川口 ヨーロッパはつながっていますから、小競り合いはあっても、いざというとき助け合うことができますが、日本は島国ですから、そうはいきません。脱原発と言っている台湾も、海底ケーブルなどで他国とつなげるのなら別ですが、電気が余っても困るし、足りなくても困ります。ですから、再生可能エネルギーだけでやっていくのは不可能だと思いますね。再生可能エネルギーの技術をどんどん進化させるのは賛成ですが、電源をうまくミックスして補い合うしかないでしょう。

 

山本 再生可能エネルギーの電気をうまく使おうとすると蓄電装置が必要ですね。電気を貯めておくことは非常にコストがかかります。日本の企業は、昔は蓄電池開発が非常に得意で、世界シェアの半分以上を持っていました。いまはもう世界シェアの10%もない。どこにやられたかと言うと、韓国と中国とアメリカです。

 アメリカのエネルギー省は、蓄電技術にはものすごい予算をつけています。日本と二桁違う予算です。蓄電技術を開発して再生可能エネルギーをうまく使おうというのが世界の流れですが、いま日本にそういうものを導入したとしたら、電気代がたぶん3〜4倍になります。ですから、技術開発をある程度待たざるを得ないというのがいまの状況だと思います。

日本とアメリカ、経済事情の大きな差

橋本 山本先生はアメリカの視察から戻られたばかりだと聞きました。トランプさんのお話はどうですか。

 

山本 トランプ政権ではまだ予算案が出てきていないので、エネルギーと環境政策ではよくわからないところがあります。ただ、一つはっきりしているのは、石炭の復活です。アメリカは市場経済なので、政府が石炭を復活させる政策を入れるにしても限度があると考えられています。なかなか難しいかもしれません。

 トランプさんが大統領になれたのは、日本と同じような事情です。アメリカの産業別雇用者数推移によると、日本と同じように製造業が減って、介護が増えています。介護に従事する人は増えていますが、日本と同じで給料は安い。給料が安くなった製造業でクビになり、介護や小売、観光などに行った人たちが非常に不満を持ち、「政権を変えよう」という流れでトランプさんに入れたということです。

 ですから、今回トランプさんが勝った州を見ると、アメリカで製造業の比率の高い5州で全部勝っています。そのうち3州はいままで民主党が勝っていましたが、逆転したわけです。製造業に不満を持った人というのは、日本と同じ状況で、給料の高い製造業の仕事が減っているということです。

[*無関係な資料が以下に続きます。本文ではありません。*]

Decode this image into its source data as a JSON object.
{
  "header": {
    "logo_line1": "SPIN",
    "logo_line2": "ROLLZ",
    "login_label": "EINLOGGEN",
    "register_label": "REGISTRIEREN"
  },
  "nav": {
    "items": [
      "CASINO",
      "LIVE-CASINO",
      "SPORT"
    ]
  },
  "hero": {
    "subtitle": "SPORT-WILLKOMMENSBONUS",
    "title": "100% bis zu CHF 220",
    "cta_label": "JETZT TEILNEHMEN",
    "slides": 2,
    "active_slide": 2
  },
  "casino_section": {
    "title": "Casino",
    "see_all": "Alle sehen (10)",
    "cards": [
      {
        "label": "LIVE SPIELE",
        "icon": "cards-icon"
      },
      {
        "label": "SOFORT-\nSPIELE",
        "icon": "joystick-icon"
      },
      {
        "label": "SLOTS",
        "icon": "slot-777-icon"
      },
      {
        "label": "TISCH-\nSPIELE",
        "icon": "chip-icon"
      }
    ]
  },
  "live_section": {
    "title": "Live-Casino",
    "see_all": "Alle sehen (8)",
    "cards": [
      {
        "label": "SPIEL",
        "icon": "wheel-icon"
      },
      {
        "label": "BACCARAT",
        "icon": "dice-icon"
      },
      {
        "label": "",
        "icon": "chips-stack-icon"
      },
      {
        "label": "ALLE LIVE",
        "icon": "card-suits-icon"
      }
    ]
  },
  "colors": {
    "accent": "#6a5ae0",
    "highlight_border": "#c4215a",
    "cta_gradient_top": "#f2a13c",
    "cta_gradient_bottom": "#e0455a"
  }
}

 日本とアメリカの違いは、アメリカは経済が大きく成長しているので、給料の高い情報・金融などの仕事も増えていること。平均給料は上がっています。日本との違いはそれです。日本は全部の職業が沈む中で、給料の安い介護だけ伸びている。アメリカはそうではなく、平均給料は増えています。

パネルディスカッションの様子

 ただ、アメリカでもイギリスでも同じような状況があって、みんなトランプや脱EUなど新しい方向に動いた。ということは、日本もこういう状況を放置していると、とんでもないことが起こるのではないかという気がしています。

 どの国でも製造業の雇用が減り、製造業で給料の高かった人たちが給料の安い仕事に就かざるを得ないというのが共通した悩みです。ただ、日本がその中で悩みが深いのは、日本経済が成長していないということ。イギリスやアメリカは経済が成長しているから、不満はある程度吸収できるわけです。

 私は大学教員ですが、こんなことやっていたら若い人に希望がなくなってしまいますよ。給料が下がっていくだけですから。うちの大学で就職の第1希望は公務員。安定しているからです。若い人に原発再稼働支持が多いというのは、それが電気代に直結しているということを、彼らは理屈の上でわかっているからです。だから、早く電気代を下げて景気をもっと良くして、給料を上げてほしいということなのだと思います。

 私は反原発の集会にも平気で行きます。反原発の人たちは「子どもたちの未来のために」と言いますが、だとしたら原発を動かして電気代を下げないとダメだろうと思います。この状態がずっと続く日本経済だと、それこそ子どもたちに未来はないかもしれない。少子化を止めるには、保育所を作るよりも、給料を上げるほうが効果はあると思います。「生活が苦しい」という人が6割というのは異常です。バブル期の後でも「生活が苦しい」という人が国民の3分の1でしたから、それくらいの状況に戻さないと日本経済に未来はないのではないかという気がします。